The often-paired Rudolf Serkin (1903-1991) and Dimitri Mitropoulos–both in Minneapolis and in New York–often led to electric and startlingly exciting music-making of a high order. The 1886 D Minor Burleske of Strauss (9 February 1958)–which Serkin recorded commercially with Ormandy in Philadelphia–provides a kind of demonic excursion in one movement set off by tympanic beats and a pulsation indebted to Beethoven’s Fifth Symphony. Alternately convulsive and wistful in the manner of a Brahms waltz, the music twists and turns with volcanic fury, courtesy of the Serkin-Mitropoulos alchemy. The work’s natural percussive histrionics appeal to Serkin’s strong suits of a steely tone and blazing intensity. Serkin in an Atlanta interview recalled to me that he and Mitropoulos, having just performed Reger’s F Minor Concerto, had to repeat the last movement as an encore. And Mitropoulos always retained great sympathy for the music of Richard Strauss, including having programmed Death and Transfiguration with the NY Philharmonic in memoriam of Guido Cantelli.
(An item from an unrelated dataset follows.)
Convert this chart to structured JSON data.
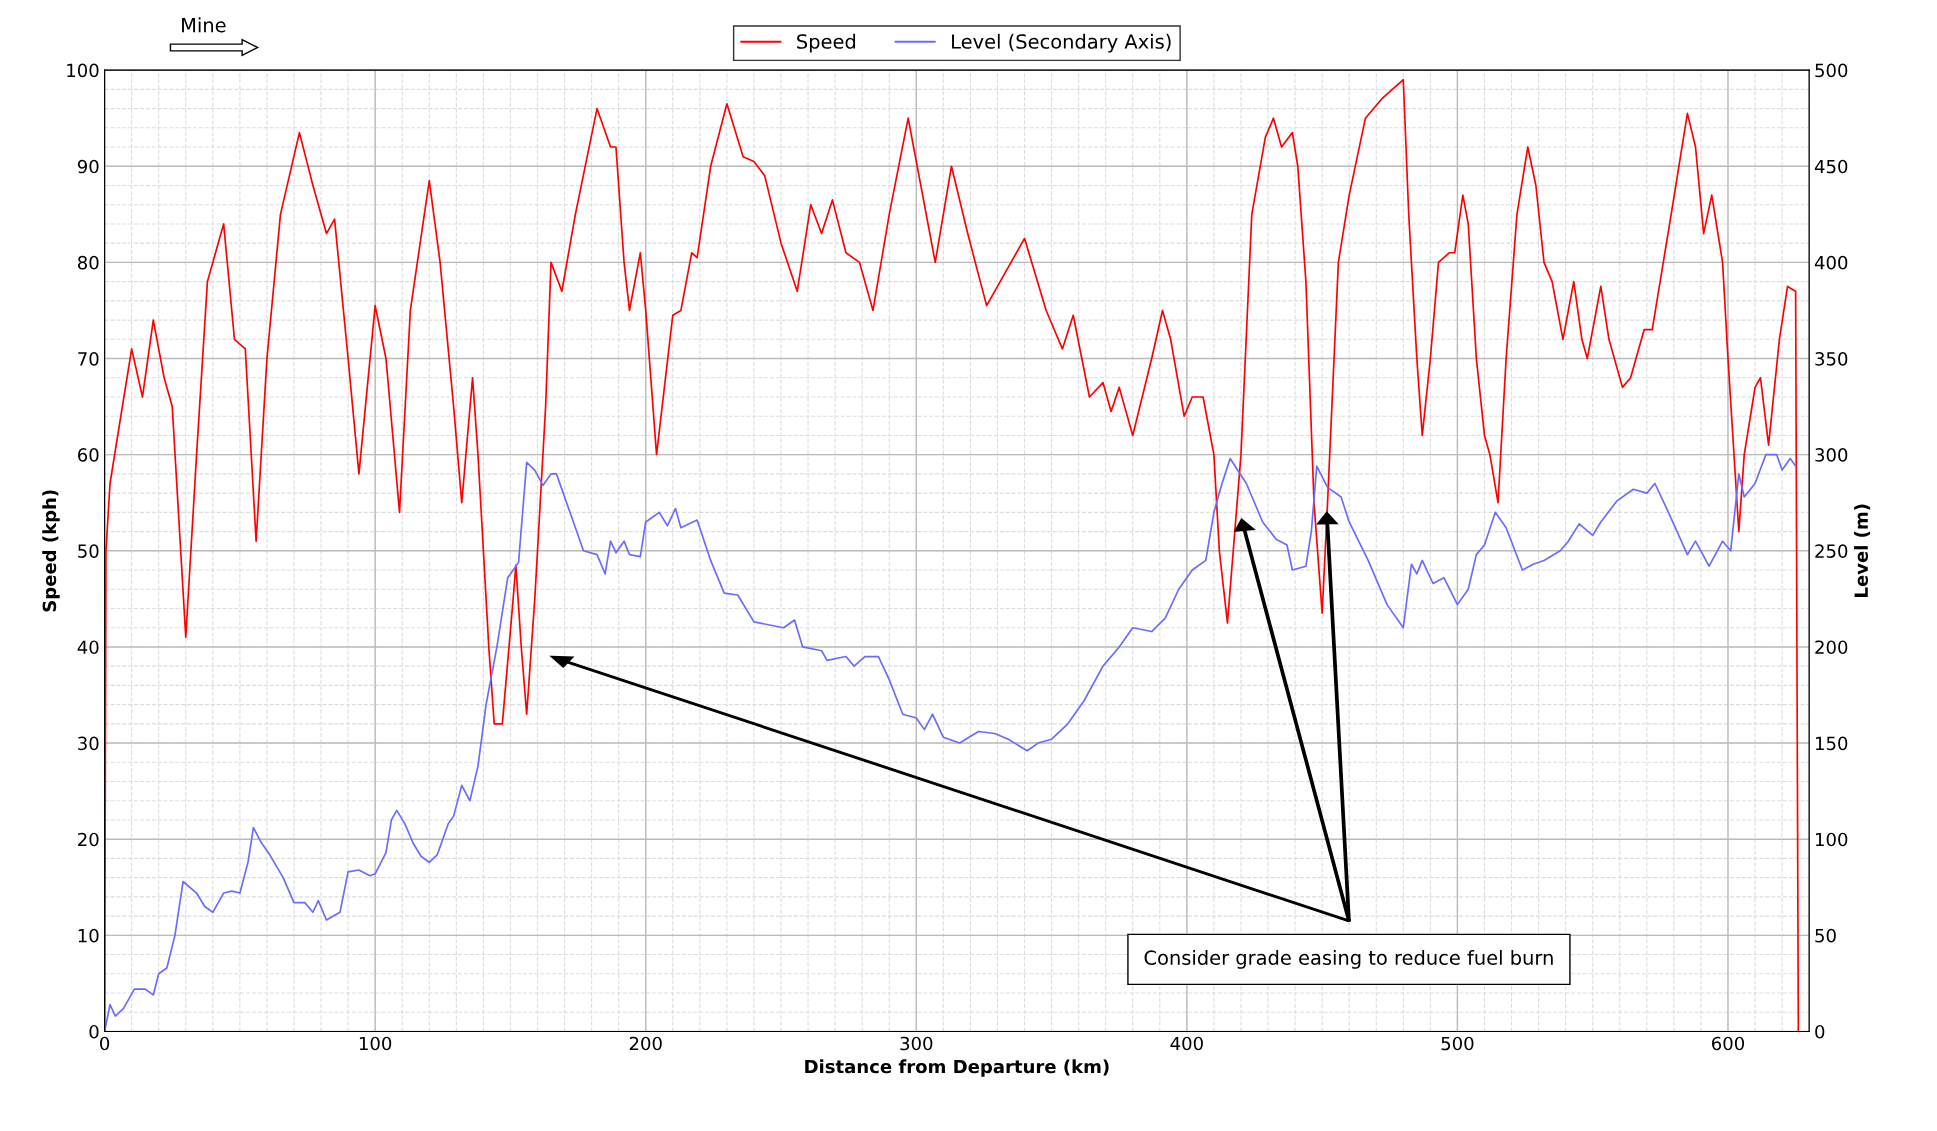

Shura Cherkassky (1909-1995) remains a kind of Cheshire Cat in music, a curiously naïve artist who commanded an extraordinary repertory and range of digital colors. His great ability lay in making familiar music assume new contours and interior tones, often with startling depth. He offers two different renditions of Liszt’s punishing Don Juan Fantasy (7 February 1952 and 5 March 1953) that differ in timing by just over 20 seconds. The stentorian opening section–the Commandatore’s D Minor invocations to Don Giovanni’s perdition–soon yield to the extended La ci darem la mano variations in which Cherkassky finds rhythmic and dynamic wiggle room in both interpretations. Cherkassky’s interior work, the play of contrapuntal motives in legato and broken figurations, quite testifies to an imposing technical arsenal. The passionate transition to the Champagne Cherkassky takes marcato e staccato, unleashing finally a torrent of drunken frenzy, the Don’s blasphemous sensuality. This is a Liszt rhapsody after all, not “just” Mozart, and the combination by Cherkassky blisters and massages in a combustible miracle of sound.
Gary Lemco


New Classcis.co January 2011

Rudolph Ganz (1876-1972) (GHCD 2377) was one of the most remarkable Swiss musicians of the 20th-century, as pianist, teacher and conductor. Born in Zürich, he was a pupil of Ferruccio Busoni in Berlin an from his earliest days he knew, performed and recorded music by the latest composers before World War I. When he went to America he became head of piano studies at the Chicago Musical College and conducted the St Louis Symphony Orchestra as well as the New York Philharmonic and Chicago Symphony Orchestras for many years. Ganz continued to give concerts in his 80s as a pianist, and the range of his achievements is considerable. This new CD is a magnificent tribute to a great musician, friend of Bartok, Korngold and Busoni – Ravel dedicated one of his most famous piano works to Ganz – and the conductor who gave the world premieres of music by Copland and Elliott Carter, among many others. This invaluable CD includes recordings from piano rolls of 1913, a radio interview given at the age of 80, and a very rare performance of Grieg’s Holberg Suite recorded in the late 1940s. The booklet notes are fascinatingly detailed and include many photographs. Also new from Guild is TOSCANINI – AVE ATQUE VALE (GHCD 2369/70), a double album featuring the great conductor’s first ever broadcast concert with the NBC Symphony Orchestra, an orchestra founded expressly for him in 1937 in New York. The Maestro’s last appearance with the Orchestra in April 1954 is also included, making this a true ‘hail and farewell’ to the art of the conductor many regard as the greatest of all. GREAT PIANISTS, VOL. 2 (GHCD 2367) features historic live performances by three masters of the keyboard from the latter half of the 20th-century: Alexander Brailowsky, Shura Cherkassky and Rudolf Serkin. The CD includes two performance of Liszt’s virtuoso ‘Don Giovanni’ Fantasy played by Cherkassky and the conductors are Serge Koussevitsky and Dmitri Mitropoulos, lending their own artistry to this unique release.